Elisha John Durbin (February 1, 1800) - March 22, 1887) was an American Roman Catholic priest, known as the "patriarch-priest of Kentucky".

==Early life and education==

Durbin was born in Madison County, Kentucky, the son of John Justin Durbin, a pioneer, and Patience Logsdon. In 1816, he was sent to the preparatory seminary of St. Thomas, in Nelson County, where he spent about four years of manual labour and study under missionaries including John Baptist Mary David, Benedict Joseph Flaget, Felix de Andreis, and Joseph Rosati. From there, he went to the nearby Seminary of St. Joseph, at Bardstown, where, in 1821 and 1822, he was taught by Francis Patrick Kenrick.

== Career ==
He was ordained priest in Bardstown, by coadjutor Bishop David on September 21, 1822. Early in 1824, Flaget, Bishop of Bardstown, entrusted to him the pastoral care of western and southwestern Kentucky, about 30 counties, with an area of over 11,000 sqmi, nearly one-third of the state. Thus began a missionary career of over 60 years as the "Apostle of Western Kentucky". Union County, Kentucky was the center of his mission. From it he journeyed on horseback over his vast territory, erected churches, established stations, formed congregations, and visited isolated families.

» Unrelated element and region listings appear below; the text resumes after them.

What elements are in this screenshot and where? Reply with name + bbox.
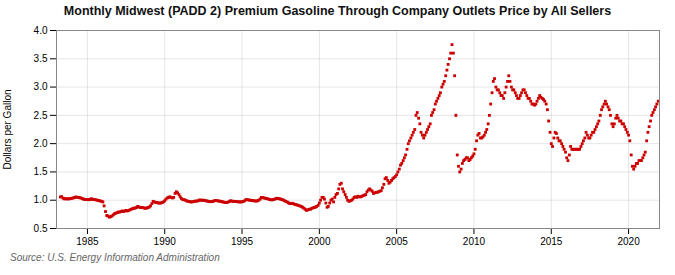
svg-text:1995: 1995 [231, 236, 254, 247]
html-text:Monthly Midwest (PADD 2) Premi: Monthly Midwest (PADD 2) Premium Gasolin… [63, 4, 612, 18]
html-text:Source: U.S. Energy Informatio: Source: U.S. Energy Information Administ… [10, 252, 220, 263]
svg-text:3.5: 3.5 [34, 53, 48, 64]
svg-text:2000: 2000 [308, 236, 331, 247]
svg-text:2005: 2005 [386, 236, 409, 247]
svg-text:2015: 2015 [540, 236, 563, 247]
svg-text:3.0: 3.0 [34, 81, 48, 92]
svg-text:1.0: 1.0 [34, 194, 48, 205]
svg-text:2020: 2020 [617, 236, 640, 247]
svg-text:Dollars per Gallon: Dollars per Gallon [2, 89, 13, 169]
svg-text:2.5: 2.5 [34, 110, 48, 121]
svg-text:1.5: 1.5 [34, 166, 48, 177]
svg-text:1985: 1985 [76, 236, 99, 247]
svg-text:0.5: 0.5 [34, 223, 48, 234]
svg-text:4.0: 4.0 [34, 25, 48, 36]
svg-text:2010: 2010 [463, 236, 486, 247]
svg-text:2.0: 2.0 [34, 138, 48, 149]
svg-text:1990: 1990 [154, 236, 177, 247]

In the beginning, duty called him beyond his mission proper into Indiana, and once a year to Nashville, Tennessee. He traversed a sparsely settled mission incessantly. Occasionally, a cogent communication from him would appear in the press.

In 1884, he was assigned him the small mission at Princeton, Kentucky. Durbin suffered a stroke in 1885, which resulted in paralysis. He died in Shelbyville, Kentucky in 1887.